How can we describe concurrency?
Algorithmic patterns are the fundamental techniques to describe and model the concurrency in an algorithm. Traditionally, patterns are defined as recurrent structures that can be used to describe, model, predict, solve or even implement problems, systematically.
Programming algorithmic patterns such as map, reduce, scan, stencil, just to name a few, can be used to describe the concurrency in an algorithm. In this post, I only consider the map pattern and try to explain how to implement that efficiently using HLS.
Map: This pattern receives an input dataset, applies a function (or a few functions) to its elements, independently, and generates an output dataset. There is no data or control dependency among these functions. Therefore, they can be easily modelled by a data dependency graph. Although the concurrency in this pattern seems trivial, finding the most efficient parallel implementation considering the hardware constraints and the resource cost functions can be tricky and challenging.
For example, let’s consider the grey image thresholding as an example which is the most straightforward image segmentation algorithm. The naïve algorithm replaces each pixel of the image with black colour if its density is less than a fixed constant threshold T, otherwise with white colour. This algorithm can be modelled by a map pattern in which the following function is applied to each pixel independently, where I(x,y) is the input pixel density at the (x,y) location.

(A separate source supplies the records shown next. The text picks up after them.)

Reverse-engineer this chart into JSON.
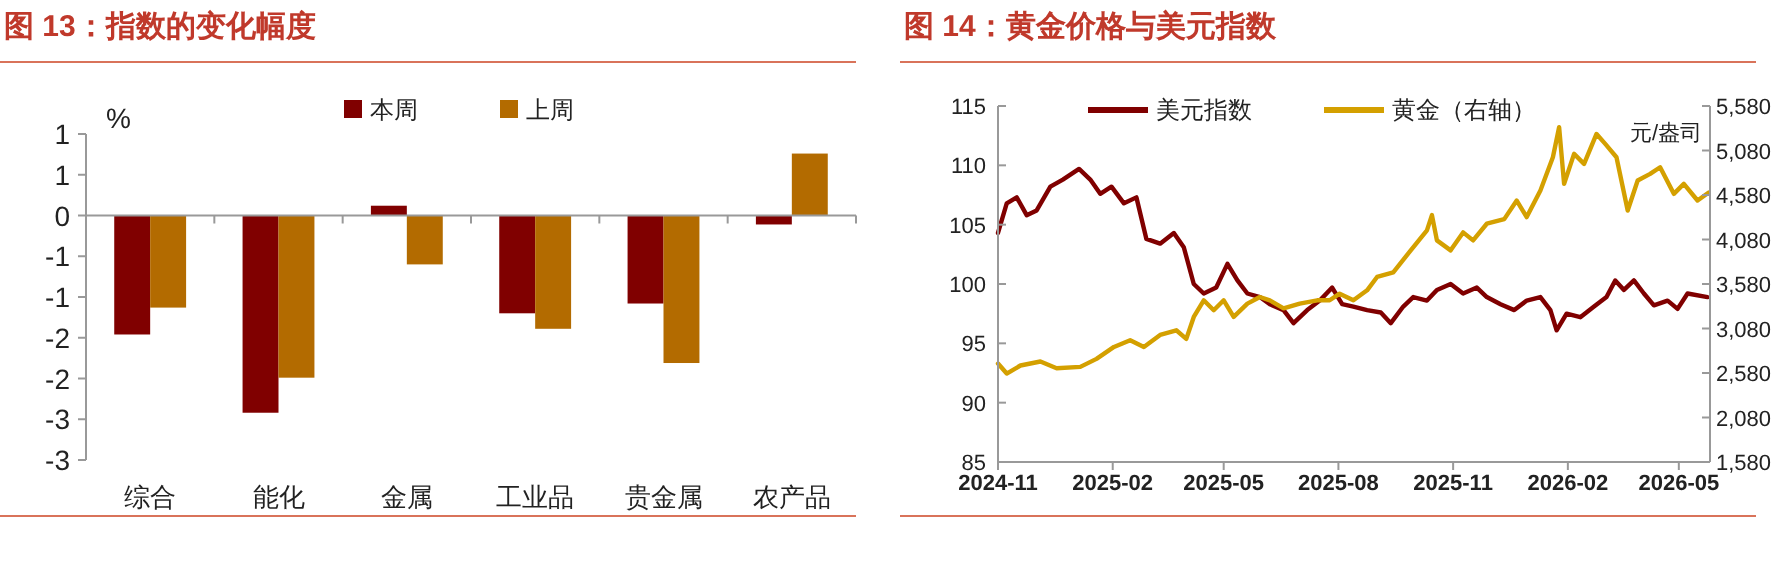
{
  "chart_data": [
    {
      "type": "bar",
      "title": "图 13：指数的变化幅度",
      "ylabel": "%",
      "legend": "top",
      "categories": [
        "综合",
        "能化",
        "金属",
        "工业品",
        "贵金属",
        "农产品"
      ],
      "series": [
        {
          "name": "本周",
          "color": "#800000",
          "values": [
            -1.46,
            -2.42,
            0.12,
            -1.2,
            -1.08,
            -0.11
          ]
        },
        {
          "name": "上周",
          "color": "#b36b00",
          "values": [
            -1.13,
            -1.99,
            -0.6,
            -1.39,
            -1.81,
            0.76
          ]
        }
      ],
      "ylim": [
        -3,
        1
      ],
      "yticks": [
        {
          "value": 1,
          "label": "1"
        },
        {
          "value": 0.5,
          "label": "1"
        },
        0,
        {
          "value": -0.5,
          "label": "-1"
        },
        -1,
        {
          "value": -1.5,
          "label": "-2"
        },
        -2,
        {
          "value": -2.5,
          "label": "-3"
        },
        -3
      ]
    },
    {
      "type": "line",
      "title": "图 14：黄金价格与美元指数",
      "y2label": "元/盎司",
      "legend": "top",
      "xlim": [
        "2024-11-01",
        "2026-05-26"
      ],
      "xticks": [
        "2024-11",
        "2025-02",
        "2025-05",
        "2025-08",
        "2025-11",
        "2026-02",
        "2026-05"
      ],
      "ylim": [
        85,
        115
      ],
      "yticks": [
        85,
        90,
        95,
        100,
        105,
        110,
        115
      ],
      "y2lim": [
        1580,
        5580
      ],
      "y2ticks": [
        {
          "value": 1580,
          "label": "1,580"
        },
        {
          "value": 2080,
          "label": "2,080"
        },
        {
          "value": 2580,
          "label": "2,580"
        },
        {
          "value": 3080,
          "label": "3,080"
        },
        {
          "value": 3580,
          "label": "3,580"
        },
        {
          "value": 4080,
          "label": "4,080"
        },
        {
          "value": 4580,
          "label": "4,580"
        },
        {
          "value": 5080,
          "label": "5,080"
        },
        {
          "value": 5580,
          "label": "5,580"
        }
      ],
      "series": [
        {
          "name": "美元指数",
          "color": "#800000",
          "x": [
            "2024-11-01",
            "2024-11-08",
            "2024-11-16",
            "2024-11-24",
            "2024-12-02",
            "2024-12-13",
            "2024-12-23",
            "2025-01-05",
            "2025-01-14",
            "2025-01-22",
            "2025-01-31",
            "2025-02-10",
            "2025-02-20",
            "2025-02-28",
            "2025-03-11",
            "2025-03-22",
            "2025-03-30",
            "2025-04-07",
            "2025-04-15",
            "2025-04-25",
            "2025-05-04",
            "2025-05-12",
            "2025-05-20",
            "2025-05-30",
            "2025-06-07",
            "2025-06-18",
            "2025-06-26",
            "2025-07-07",
            "2025-07-17",
            "2025-07-27",
            "2025-08-04",
            "2025-08-13",
            "2025-08-24",
            "2025-09-04",
            "2025-09-12",
            "2025-09-22",
            "2025-09-30",
            "2025-10-11",
            "2025-10-19",
            "2025-10-30",
            "2025-11-09",
            "2025-11-20",
            "2025-11-28",
            "2025-12-09",
            "2025-12-20",
            "2025-12-30",
            "2026-01-10",
            "2026-01-18",
            "2026-01-23",
            "2026-01-31",
            "2026-02-11",
            "2026-02-22",
            "2026-03-04",
            "2026-03-11",
            "2026-03-18",
            "2026-03-26",
            "2026-04-03",
            "2026-04-11",
            "2026-04-22",
            "2026-04-30",
            "2026-05-08",
            "2026-05-24"
          ],
          "values": [
            104.3,
            106.8,
            107.3,
            105.8,
            106.2,
            108.2,
            108.8,
            109.7,
            108.8,
            107.6,
            108.2,
            106.8,
            107.3,
            103.8,
            103.4,
            104.3,
            103.1,
            100,
            99.2,
            99.7,
            101.7,
            100.3,
            99.2,
            98.9,
            98.3,
            97.8,
            96.7,
            97.8,
            98.6,
            99.7,
            98.3,
            98.1,
            97.8,
            97.6,
            96.7,
            98.1,
            98.9,
            98.6,
            99.5,
            100,
            99.2,
            99.7,
            98.9,
            98.3,
            97.8,
            98.6,
            98.9,
            97.8,
            96.1,
            97.5,
            97.2,
            98.1,
            98.9,
            100.3,
            99.5,
            100.3,
            99.2,
            98.2,
            98.6,
            97.9,
            99.2,
            98.9
          ]
        },
        {
          "name": "黄金（右轴）",
          "color": "#d4a000",
          "axis": "y2",
          "x": [
            "2024-11-01",
            "2024-11-08",
            "2024-11-19",
            "2024-12-05",
            "2024-12-18",
            "2025-01-06",
            "2025-01-19",
            "2025-02-02",
            "2025-02-15",
            "2025-02-26",
            "2025-03-11",
            "2025-03-24",
            "2025-04-01",
            "2025-04-07",
            "2025-04-15",
            "2025-04-23",
            "2025-05-01",
            "2025-05-09",
            "2025-05-20",
            "2025-05-30",
            "2025-06-07",
            "2025-06-18",
            "2025-07-01",
            "2025-07-15",
            "2025-07-25",
            "2025-08-02",
            "2025-08-13",
            "2025-08-24",
            "2025-09-01",
            "2025-09-14",
            "2025-09-28",
            "2025-10-11",
            "2025-10-15",
            "2025-10-19",
            "2025-10-30",
            "2025-11-09",
            "2025-11-17",
            "2025-11-28",
            "2025-12-12",
            "2025-12-22",
            "2025-12-30",
            "2026-01-10",
            "2026-01-20",
            "2026-01-25",
            "2026-01-29",
            "2026-02-06",
            "2026-02-14",
            "2026-02-24",
            "2026-03-03",
            "2026-03-12",
            "2026-03-21",
            "2026-03-29",
            "2026-04-08",
            "2026-04-16",
            "2026-04-27",
            "2026-05-05",
            "2026-05-16",
            "2026-05-25"
          ],
          "values": [
            2686,
            2574,
            2664,
            2709,
            2634,
            2649,
            2739,
            2873,
            2948,
            2873,
            3008,
            3060,
            2963,
            3210,
            3397,
            3285,
            3397,
            3210,
            3360,
            3434,
            3397,
            3307,
            3360,
            3397,
            3397,
            3471,
            3397,
            3509,
            3659,
            3711,
            3958,
            4182,
            4354,
            4070,
            3958,
            4160,
            4070,
            4257,
            4309,
            4518,
            4332,
            4630,
            5004,
            5341,
            4705,
            5042,
            4930,
            5266,
            5154,
            5004,
            4406,
            4743,
            4817,
            4892,
            4593,
            4705,
            4518,
            4608
          ]
        }
      ]
    }
  ]
}
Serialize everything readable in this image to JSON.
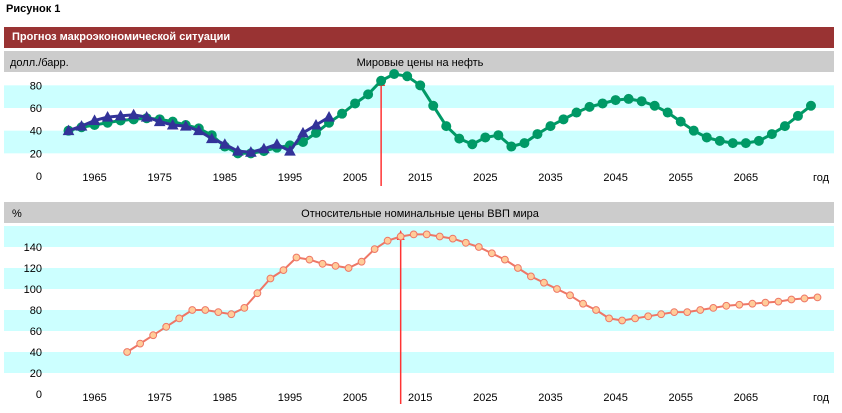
{
  "figure_label": "Рисунок 1",
  "section_title": "Прогноз макроэкономической ситуации",
  "colors": {
    "title_bar": "#993333",
    "band_cyan": "#ccffff",
    "chart_header": "#cccccc",
    "oil_forecast": "#009966",
    "oil_actual": "#333399",
    "gdp_line": "#ee7766",
    "gdp_marker_fill": "#ffcc99",
    "arrow": "#ff3333"
  },
  "chart_data": [
    {
      "type": "line",
      "title": "Мировые цены на нефть",
      "ylabel": "долл./барр.",
      "xlabel": "год",
      "ylim": [
        0,
        90
      ],
      "xlim": [
        1960,
        2077
      ],
      "yticks": [
        "0",
        "20",
        "40",
        "60",
        "80"
      ],
      "xticks": [
        "1965",
        "1975",
        "1985",
        "1995",
        "2005",
        "2015",
        "2025",
        "2035",
        "2045",
        "2055",
        "2065"
      ],
      "marker_year": 2009,
      "series": [
        {
          "role": "forecast",
          "marker": "circle",
          "x": [
            1961,
            1963,
            1965,
            1967,
            1969,
            1971,
            1973,
            1975,
            1977,
            1979,
            1981,
            1983,
            1985,
            1987,
            1989,
            1991,
            1993,
            1995,
            1997,
            1999,
            2001,
            2003,
            2005,
            2007,
            2009,
            2011,
            2013,
            2015,
            2017,
            2019,
            2021,
            2023,
            2025,
            2027,
            2029,
            2031,
            2033,
            2035,
            2037,
            2039,
            2041,
            2043,
            2045,
            2047,
            2049,
            2051,
            2053,
            2055,
            2057,
            2059,
            2061,
            2063,
            2065,
            2067,
            2069,
            2071,
            2073,
            2075
          ],
          "y": [
            40,
            43,
            45,
            47,
            49,
            50,
            51,
            50,
            48,
            45,
            42,
            36,
            26,
            20,
            20,
            22,
            25,
            27,
            30,
            38,
            47,
            55,
            64,
            72,
            84,
            90,
            88,
            80,
            62,
            44,
            33,
            28,
            34,
            36,
            26,
            29,
            37,
            44,
            50,
            56,
            61,
            64,
            67,
            68,
            66,
            62,
            56,
            48,
            40,
            34,
            31,
            29,
            29,
            31,
            37,
            44,
            53,
            62
          ]
        },
        {
          "role": "actual",
          "marker": "triangle",
          "x": [
            1961,
            1963,
            1965,
            1967,
            1969,
            1971,
            1973,
            1975,
            1977,
            1979,
            1981,
            1983,
            1985,
            1987,
            1989,
            1991,
            1993,
            1995,
            1997,
            1999,
            2001
          ],
          "y": [
            40,
            44,
            49,
            52,
            53,
            54,
            52,
            48,
            45,
            44,
            40,
            33,
            28,
            22,
            21,
            24,
            28,
            22,
            38,
            45,
            52
          ]
        }
      ]
    },
    {
      "type": "line",
      "title": "Относительные номинальные цены ВВП мира",
      "ylabel": "%",
      "xlabel": "год",
      "ylim": [
        0,
        160
      ],
      "xlim": [
        1960,
        2077
      ],
      "yticks": [
        "0",
        "20",
        "40",
        "60",
        "80",
        "100",
        "120",
        "140"
      ],
      "xticks": [
        "1965",
        "1975",
        "1985",
        "1995",
        "2005",
        "2015",
        "2025",
        "2035",
        "2045",
        "2055",
        "2065"
      ],
      "marker_year": 2012,
      "series": [
        {
          "role": "gdp",
          "marker": "circle",
          "x": [
            1970,
            1972,
            1974,
            1976,
            1978,
            1980,
            1982,
            1984,
            1986,
            1988,
            1990,
            1992,
            1994,
            1996,
            1998,
            2000,
            2002,
            2004,
            2006,
            2008,
            2010,
            2012,
            2014,
            2016,
            2018,
            2020,
            2022,
            2024,
            2026,
            2028,
            2030,
            2032,
            2034,
            2036,
            2038,
            2040,
            2042,
            2044,
            2046,
            2048,
            2050,
            2052,
            2054,
            2056,
            2058,
            2060,
            2062,
            2064,
            2066,
            2068,
            2070,
            2072,
            2074,
            2076
          ],
          "y": [
            40,
            48,
            56,
            64,
            72,
            80,
            80,
            78,
            76,
            82,
            96,
            110,
            118,
            130,
            128,
            124,
            122,
            120,
            126,
            138,
            146,
            150,
            152,
            152,
            150,
            148,
            144,
            140,
            134,
            128,
            120,
            112,
            106,
            100,
            94,
            86,
            80,
            72,
            70,
            72,
            74,
            76,
            78,
            78,
            80,
            82,
            84,
            85,
            86,
            87,
            88,
            90,
            91,
            92
          ]
        }
      ]
    }
  ]
}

The corresponding C code as follows.
for (int x = 0; x < N; x++) for (int y = 0; y < M; y++) if (I[x][y] > T) O[X][y]= 0; else O[x][y]=255;
The following graph depicts the map pattern that applies the thr function to each element in the input dataset and generates an output element.
How can we describe parallelism?
Parallelism means running statements together. If two or more consecutive statements are independent, then the compiler schedules them together to be executed simultaneously if there are enough computation and memory resources available. For consecutive individual statements, the programmer does not need to do anything except writing the code to increase the concurrency among them. In loop structures, the situation is a little bit complex that is explained in the sequel.
There are two main techniques two implements parallelism in iterative structures such as for loop: loop unrolling and loop pipelining.
Loop unrolling is a common loop transformation technique in compilers to exploit the parallelism among loop iterations.
TThis technique enables the compiler to schedule loop iterations together. In the ideal case, a complete loop unrolling can provide the maximum parallelism if unlimited resources are available. However, because of limited memory ports and computational resources, partially unrolling loops is desirable. Finding the optimal number of loop unrolling is a challenge that varies for each problem.
Generally, the number of unrolled iterations (also known as loop unrolling factor) depends on the concurrency among loop iterations and the amount of resource available in the underlying hardware.
Let’s consider the map concurrency pattern explained earlier. As all iterations are independent or there is the maximum concurrency, the number of FPGA resources defines the maximum loop unrolling factor that improves the performance. The number of memory ports available for reading and writing is usually one of the main factors that restrict the parallelism in the map pattern. If the memory has p ports for reading and p ports for writing, then unrolling the inner loop of the image thresholding code with a factor of p, improves the performance by a factor of p. Any unrolling factor more than p does not have any impact on the performance. Note that, there is a direct relationship between the number of memory ports and the maximum number of loop unrolling that can improve performance in the map patter.
The loop pipelining is another technique to parallelise loop iterations. In this technique, a loop iteration is divided into multiple phases, and iterations are executed, having some overlap among these phases.
Let’s consider the image thresholding example if we divide each iteration into three phases: read I, run thr() function and write O. Then the pipeline timing diagram would be as follows:
The interested reader can think about using both loop-pipelining and partial loop-unrolling with the factor of p for the image thresholding example.